Last, you need to be comfortable with the culture of Amanda, and so interviews are part of the process. However, not all stay as they find that they do not feel at home in ‘the organism’ Amanda. To be part of Amanda requires a lot of patience, tolerance, respect, creativity and openness to new ideas – but also the ability to accept realities.
An impossible equation
Sanna says that combining the different features and ambitions of Amanda should be an impossible equation. However, the group has repeatedly solved the equation for forty years! This does not mean that there have not been crises. The three laughingly claim that Amanda is a constant crisis, but group members can evidently cope with the difficult features of Amanda. They can even laugh at the problems and appreciate that these challenges also offer enjoyment and possibilities. As Karin says, in crises Amanda shows unbelievable strength and human warmth.
Amanda reaching out
Most of the Amanda performances take place in its hometown, Gothenburg, but it also performs in other Swedish cities on occasion, and has performed in Germany, France, Spain, Holland, Senegal, Brazil and Cuba, at festivals, touring and one-off events. The group has not yet been to Haiti, but has collaborated with Haitian performers in creating performances with a Haitian theme in Sweden. International collaborations mean a lot to Amanda, and touring welds the group together.

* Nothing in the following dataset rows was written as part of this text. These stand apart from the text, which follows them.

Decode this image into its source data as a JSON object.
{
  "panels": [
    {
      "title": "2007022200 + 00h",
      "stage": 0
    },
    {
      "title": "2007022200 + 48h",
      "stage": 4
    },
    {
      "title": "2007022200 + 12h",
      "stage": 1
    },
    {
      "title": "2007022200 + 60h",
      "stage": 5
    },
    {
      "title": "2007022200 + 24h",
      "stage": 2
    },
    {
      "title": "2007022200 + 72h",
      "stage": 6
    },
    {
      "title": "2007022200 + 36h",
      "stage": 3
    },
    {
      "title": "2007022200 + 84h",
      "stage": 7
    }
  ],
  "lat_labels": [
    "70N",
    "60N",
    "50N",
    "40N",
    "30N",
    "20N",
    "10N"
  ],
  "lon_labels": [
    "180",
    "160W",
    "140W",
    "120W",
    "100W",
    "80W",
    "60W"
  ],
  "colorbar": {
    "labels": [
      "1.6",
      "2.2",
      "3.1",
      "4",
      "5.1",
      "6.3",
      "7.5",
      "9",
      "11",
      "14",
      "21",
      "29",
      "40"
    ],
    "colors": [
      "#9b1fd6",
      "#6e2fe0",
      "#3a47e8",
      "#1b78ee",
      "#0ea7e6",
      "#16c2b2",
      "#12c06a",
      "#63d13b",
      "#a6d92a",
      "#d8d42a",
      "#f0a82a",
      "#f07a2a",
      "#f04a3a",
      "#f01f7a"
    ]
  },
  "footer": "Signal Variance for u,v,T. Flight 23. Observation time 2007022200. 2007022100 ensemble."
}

A special moment of collaboration and inspiration occurred when the Spanish musician David Costa saw Amanda perform in 1999 and was inspired to start a group combining different forms of expression, as Amanda does. He formed the group Cor de Teatre, which resides not far from Barcelona. Later Costa created a younger group on the same line – Cor de Teatre Joves. This initiative in turn inspired Amanda to start the group Young Amanda (Unga Amanda) to pass on the legacy of Amanda to a younger generation.
With the leadership and guidance of Amanda seniors, Young Amanda has created one production (“Passage”) to date. In September 2019, Cor de Teatre Joves and Young Amanda met in Gothenburg, performing one production each. Then the pandemic arrived, hindering further projects and collaboration.
Young Amanda is part of a broader approach to outreach, named Amanda Academy (Amanda Akademi) with activities targeting different age groups: children aged 6-9 (Small A / Lilla A) and children aged 10-12 (Middle A / Mellan A).
Within the Academy, Amanda also offers courses and workshops to adults led by Amanda members or sub-groups, dependent on their specific competence, interest and availability. You can say that Amanda is the communication platform for a wide variety of outreach activities, all in one way or another inspired by the Amanda approach to performing. The purpose of all activities within the Amanda Academy is to spread and pass on the Amanda legacy.
A developing legacy
However, the legacy itself is still developing in terms of new songs, arrangements, productions and collaborations. Amanda does not want to repeat itself, and one can be sure that a new and different production will soon be part of the Amanda legacy. The Vocal Ensemble Amanda will be around for many more years!